Certain aspects of the present invention, insofar as it is applied to the dewatering of pipes in order to prevent freeze-up, are related to the system disclosed in Canadian Patent No. 1,122,877, Gauthier, May 1982. Another system using air pressure in combination with a hose is by Erickson, U.S. Pat. No. 3,626,985 December 1971. This system is intended and suited for high flow rate agricultural systems with large diameter pipes, for operation in temperate climates.
Erickson employs a collapsible inner hose within his large diameter irrigation pipe, using air from an air tank to collapse the inner hose, and perforated drain tubes to ensure full fluid removal, to lighten the pipes and facilitate system relocation.
The persistence of the problems of water system pipe freeze-up appears evident from U.S. Pat. No. 5,014,731 May 1991, which employs an over-pressure responsive drain valve that is actuated by over-pressure generated by the anomalous increase in the specific volume of water when the temperature thereof drops below four degrees Fahrenheit, just prior to freeze-up taking place. The drain valve has a time delay, permitting line drainage, followed by valve closure and replacement flow of warmer water, to refill the system.
Canadian Patent No. 814,792 Cronin, June 1969 shows the use of an expansible rubber pipe within a rigid conduit, for transferring air-borne particulate material.
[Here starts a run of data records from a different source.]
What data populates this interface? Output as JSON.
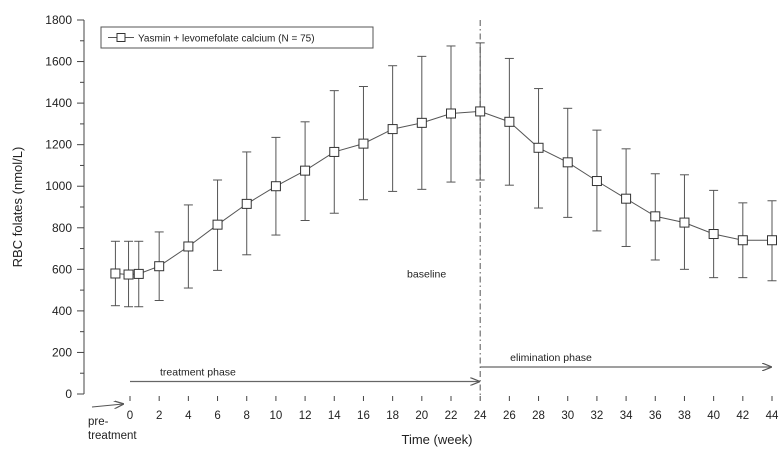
{
  "chart_data": {
    "type": "line",
    "title": "",
    "xlabel": "Time (week)",
    "ylabel": "RBC folates (nmol/L)",
    "xlim": [
      -1,
      44
    ],
    "ylim": [
      0,
      1800
    ],
    "y_ticks": [
      0,
      200,
      400,
      600,
      800,
      1000,
      1200,
      1400,
      1600,
      1800
    ],
    "x_ticks": [
      0,
      2,
      4,
      6,
      8,
      10,
      12,
      14,
      16,
      18,
      20,
      22,
      24,
      26,
      28,
      30,
      32,
      34,
      36,
      38,
      40,
      42,
      44
    ],
    "pre_treatment_label": [
      "pre-",
      "treatment"
    ],
    "legend": {
      "position": "top-left",
      "entries": [
        "Yasmin + levomefolate calcium (N = 75)"
      ]
    },
    "series": [
      {
        "name": "Yasmin + levomefolate calcium (N = 75)",
        "marker": "open-square",
        "points": [
          {
            "x": -1,
            "y": 580,
            "low": 425,
            "high": 735
          },
          {
            "x": -0.1,
            "y": 575,
            "low": 420,
            "high": 735
          },
          {
            "x": 0.6,
            "y": 578,
            "low": 420,
            "high": 735
          },
          {
            "x": 2,
            "y": 615,
            "low": 450,
            "high": 780
          },
          {
            "x": 4,
            "y": 710,
            "low": 510,
            "high": 910
          },
          {
            "x": 6,
            "y": 815,
            "low": 595,
            "high": 1030
          },
          {
            "x": 8,
            "y": 915,
            "low": 670,
            "high": 1165
          },
          {
            "x": 10,
            "y": 1000,
            "low": 765,
            "high": 1235
          },
          {
            "x": 12,
            "y": 1075,
            "low": 835,
            "high": 1310
          },
          {
            "x": 14,
            "y": 1165,
            "low": 870,
            "high": 1460
          },
          {
            "x": 16,
            "y": 1205,
            "low": 935,
            "high": 1480
          },
          {
            "x": 18,
            "y": 1275,
            "low": 975,
            "high": 1580
          },
          {
            "x": 20,
            "y": 1305,
            "low": 985,
            "high": 1625
          },
          {
            "x": 22,
            "y": 1350,
            "low": 1020,
            "high": 1675
          },
          {
            "x": 24,
            "y": 1360,
            "low": 1030,
            "high": 1690
          },
          {
            "x": 26,
            "y": 1310,
            "low": 1005,
            "high": 1615
          },
          {
            "x": 28,
            "y": 1185,
            "low": 895,
            "high": 1470
          },
          {
            "x": 30,
            "y": 1115,
            "low": 850,
            "high": 1375
          },
          {
            "x": 32,
            "y": 1025,
            "low": 785,
            "high": 1270
          },
          {
            "x": 34,
            "y": 940,
            "low": 710,
            "high": 1180
          },
          {
            "x": 36,
            "y": 855,
            "low": 645,
            "high": 1060
          },
          {
            "x": 38,
            "y": 825,
            "low": 600,
            "high": 1055
          },
          {
            "x": 40,
            "y": 770,
            "low": 560,
            "high": 980
          },
          {
            "x": 42,
            "y": 740,
            "low": 560,
            "high": 920
          },
          {
            "x": 44,
            "y": 740,
            "low": 545,
            "high": 930
          }
        ]
      }
    ],
    "reference_lines": [
      {
        "x": 24,
        "label": "baseline",
        "style": "dash-dot"
      }
    ],
    "annotations": [
      {
        "label": "treatment phase",
        "x_start": 0,
        "x_end": 24,
        "y": 60
      },
      {
        "label": "elimination phase",
        "x_start": 24,
        "x_end": 44,
        "y": 130
      }
    ],
    "grid": false
  }
}
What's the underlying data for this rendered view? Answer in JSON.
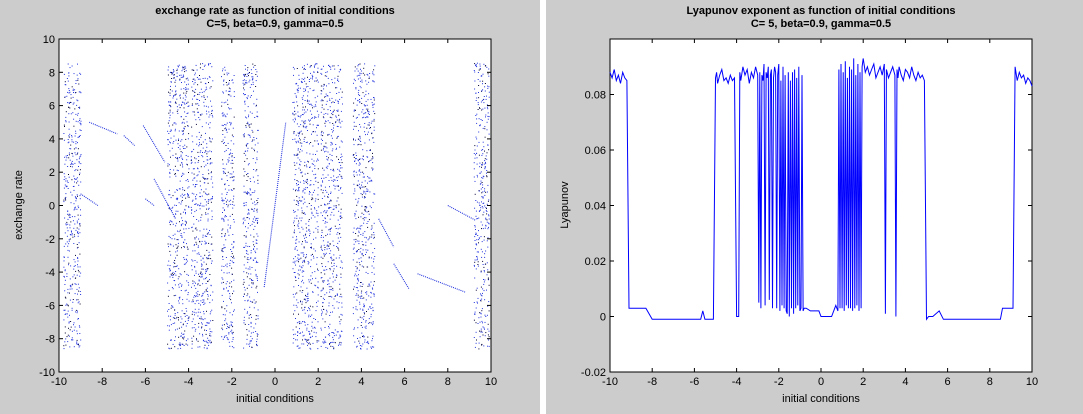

Increased air pressure swells the inner pipe, to dislodge particulate material coated on to the inner surface of the expansible pipe, thus permitting it to be blown clear.
U.S. Pat. No. 4,662,829 May 1987, discloses an air-driven pump having an air-differential pressure chamber and an adjoining pumping chamber. The air chamber includes a mechanically displaced venting valve to cause cyclic operation of the system. The air chamber operates with either positive applied air pressure, or with negative pressure (suction).
In the case of avoiding waterline freeze-up, the two prior water displacement systems, of Erickson and Gauthier, do not appear to have become commercially viable, as the most widely used system at present appears to be that employing an electrically heated cable, such as that of the Heat-Line Corporation, or the Pyrotennax.RTM. system. The latter system presently has a cost of about $39 per meter ($12 per foot), and with rather high associated running costs for the required electrical current consumption, at about 22-watts per meter, (7-watts per foot) when active.
One of the probems that has occurred with the above referred-to Gauthier system, that may have prevented its commercial success, is the failure of its flexible-walled inner hose, where it secures to the end fitting. In use, upon repeated cycles of collapse and expansion, the thick-walled hose fails in tension. Gauthier relies upon the inherent self-restoring tendency of a thick-walled gum-rubber hose both to expand diametrically under pumping pressures, and to contract subsequently, upon cessation of pumping, so as "to provide significant dewatering of the hose on depressurization of the hose". This effect is assisted with the application of air pressure, from a residual air cushion surrounding the hose.